Zeitgleich sollte die Rügenwalder Teewurst zu einer starken Marke entwickelt werden. Sie war bis dato lediglich ein außergewöhnlich gutes, traditionelles und bekanntes Produkt, das professionell vertrieben wurde. Sie bot aber die einzig ernsthafte Chance für den Aufbau einer Marke im Commodity Markt Wurst. Alle Marketingaktivitäten wurden auf diese Aufgabe konzentriert. Die Reduzierung des Sortiments war ein schmerzhafter Eingriff und kam einer Revolution gleich. Nicht nur der Handel war schockiert, sondern auch der Vertrieb und die Produktion.

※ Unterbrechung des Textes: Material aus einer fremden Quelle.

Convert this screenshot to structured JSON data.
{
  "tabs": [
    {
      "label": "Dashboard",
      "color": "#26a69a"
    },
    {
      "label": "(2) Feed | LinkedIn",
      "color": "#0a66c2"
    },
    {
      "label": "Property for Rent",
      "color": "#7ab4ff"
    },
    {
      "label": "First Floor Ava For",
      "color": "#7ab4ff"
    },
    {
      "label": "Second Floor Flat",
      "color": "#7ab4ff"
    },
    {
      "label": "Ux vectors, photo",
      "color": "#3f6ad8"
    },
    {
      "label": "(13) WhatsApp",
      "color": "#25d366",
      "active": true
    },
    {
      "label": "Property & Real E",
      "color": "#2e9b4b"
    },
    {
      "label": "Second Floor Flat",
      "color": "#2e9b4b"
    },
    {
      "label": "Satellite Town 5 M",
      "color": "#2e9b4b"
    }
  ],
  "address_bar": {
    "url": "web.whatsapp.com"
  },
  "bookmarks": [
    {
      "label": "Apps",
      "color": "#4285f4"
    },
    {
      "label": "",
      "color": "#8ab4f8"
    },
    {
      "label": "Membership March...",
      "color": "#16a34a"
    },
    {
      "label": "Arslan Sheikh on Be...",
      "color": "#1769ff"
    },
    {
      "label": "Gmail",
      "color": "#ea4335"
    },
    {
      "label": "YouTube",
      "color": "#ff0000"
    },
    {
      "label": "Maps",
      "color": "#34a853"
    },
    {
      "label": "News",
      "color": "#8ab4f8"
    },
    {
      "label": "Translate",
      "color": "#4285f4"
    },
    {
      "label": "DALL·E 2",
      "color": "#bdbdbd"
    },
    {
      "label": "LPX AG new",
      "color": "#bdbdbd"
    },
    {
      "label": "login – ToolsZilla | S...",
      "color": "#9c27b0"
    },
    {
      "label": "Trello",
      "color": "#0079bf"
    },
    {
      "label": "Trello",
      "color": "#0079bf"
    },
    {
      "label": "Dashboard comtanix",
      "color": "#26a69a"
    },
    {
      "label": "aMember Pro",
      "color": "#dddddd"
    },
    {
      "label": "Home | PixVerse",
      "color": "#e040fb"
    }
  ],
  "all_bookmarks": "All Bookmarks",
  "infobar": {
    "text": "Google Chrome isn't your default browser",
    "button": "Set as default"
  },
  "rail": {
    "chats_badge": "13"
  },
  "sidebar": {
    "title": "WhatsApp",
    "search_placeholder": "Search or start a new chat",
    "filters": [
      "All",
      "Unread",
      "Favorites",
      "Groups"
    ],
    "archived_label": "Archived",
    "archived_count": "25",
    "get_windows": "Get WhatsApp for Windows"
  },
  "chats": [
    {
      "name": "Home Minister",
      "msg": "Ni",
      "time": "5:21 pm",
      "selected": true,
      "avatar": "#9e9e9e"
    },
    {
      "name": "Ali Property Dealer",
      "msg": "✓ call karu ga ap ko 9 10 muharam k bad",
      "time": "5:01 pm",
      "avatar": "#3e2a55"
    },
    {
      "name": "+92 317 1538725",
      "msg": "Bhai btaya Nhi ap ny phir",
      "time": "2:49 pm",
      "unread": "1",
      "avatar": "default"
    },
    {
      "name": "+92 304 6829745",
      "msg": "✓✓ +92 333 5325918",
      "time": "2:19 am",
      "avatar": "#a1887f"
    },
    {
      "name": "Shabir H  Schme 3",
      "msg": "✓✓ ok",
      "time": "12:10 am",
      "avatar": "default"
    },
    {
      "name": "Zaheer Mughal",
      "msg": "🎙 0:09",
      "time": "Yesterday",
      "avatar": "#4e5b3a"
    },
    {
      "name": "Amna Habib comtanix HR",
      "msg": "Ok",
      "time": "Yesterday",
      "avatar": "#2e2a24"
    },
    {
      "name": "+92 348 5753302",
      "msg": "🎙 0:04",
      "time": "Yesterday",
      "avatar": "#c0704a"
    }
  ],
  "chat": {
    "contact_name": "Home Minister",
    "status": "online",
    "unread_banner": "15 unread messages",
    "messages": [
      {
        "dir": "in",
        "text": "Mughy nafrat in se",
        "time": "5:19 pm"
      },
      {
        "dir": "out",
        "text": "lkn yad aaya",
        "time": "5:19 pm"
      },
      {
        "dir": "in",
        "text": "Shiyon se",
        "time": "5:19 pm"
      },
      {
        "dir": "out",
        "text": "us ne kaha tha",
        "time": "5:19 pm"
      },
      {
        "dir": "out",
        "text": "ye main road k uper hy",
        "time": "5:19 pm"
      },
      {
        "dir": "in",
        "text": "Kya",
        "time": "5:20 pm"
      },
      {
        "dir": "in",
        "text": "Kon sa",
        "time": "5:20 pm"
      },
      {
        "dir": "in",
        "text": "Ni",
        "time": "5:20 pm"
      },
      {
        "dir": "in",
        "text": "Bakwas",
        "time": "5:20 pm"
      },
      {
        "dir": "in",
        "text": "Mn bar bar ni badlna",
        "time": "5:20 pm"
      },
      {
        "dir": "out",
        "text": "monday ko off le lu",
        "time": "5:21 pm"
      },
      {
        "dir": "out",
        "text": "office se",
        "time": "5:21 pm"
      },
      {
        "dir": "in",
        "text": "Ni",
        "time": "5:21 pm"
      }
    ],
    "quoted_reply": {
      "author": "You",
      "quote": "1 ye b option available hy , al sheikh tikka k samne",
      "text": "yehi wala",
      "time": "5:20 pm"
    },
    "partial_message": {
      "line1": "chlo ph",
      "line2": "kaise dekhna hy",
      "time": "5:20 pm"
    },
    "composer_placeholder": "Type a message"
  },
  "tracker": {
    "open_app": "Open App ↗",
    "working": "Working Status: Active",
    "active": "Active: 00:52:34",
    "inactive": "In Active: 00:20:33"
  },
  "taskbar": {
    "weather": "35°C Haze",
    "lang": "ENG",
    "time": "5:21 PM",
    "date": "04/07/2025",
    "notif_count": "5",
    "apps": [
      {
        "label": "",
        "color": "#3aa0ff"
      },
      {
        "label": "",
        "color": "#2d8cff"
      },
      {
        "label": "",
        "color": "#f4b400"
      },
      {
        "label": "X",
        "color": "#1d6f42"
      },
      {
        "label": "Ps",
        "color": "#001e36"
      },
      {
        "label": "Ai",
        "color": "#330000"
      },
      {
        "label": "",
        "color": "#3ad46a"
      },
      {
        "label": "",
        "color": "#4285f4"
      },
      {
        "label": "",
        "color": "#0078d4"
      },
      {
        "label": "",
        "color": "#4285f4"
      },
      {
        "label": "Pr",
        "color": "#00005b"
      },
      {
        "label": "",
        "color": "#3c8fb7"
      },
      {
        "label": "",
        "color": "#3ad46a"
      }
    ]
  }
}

An dieser Stelle können natürlich nicht alle Aktivitäten aufgelistet werden. Im folgenden werden nur einige Meilensteine skizziert (Abbildung 3-1). 1 Der erste Sprössling der jungen Familie: Schinkenspicker Bereits im September 2000 wurde mit dem Schinkenspicker die dritte Produktmarke von der Rügenwalder Mühle eingeführt. Wieder wurde ein neues Wurstsegment erschlossen: Die „schnittfeste Brühwurst“, besser bekannt als Fleischwurst, Schinkenwurst, Mortadella oder Lyoner. Die wertmäßige Größe dieses Segments beträgt ca.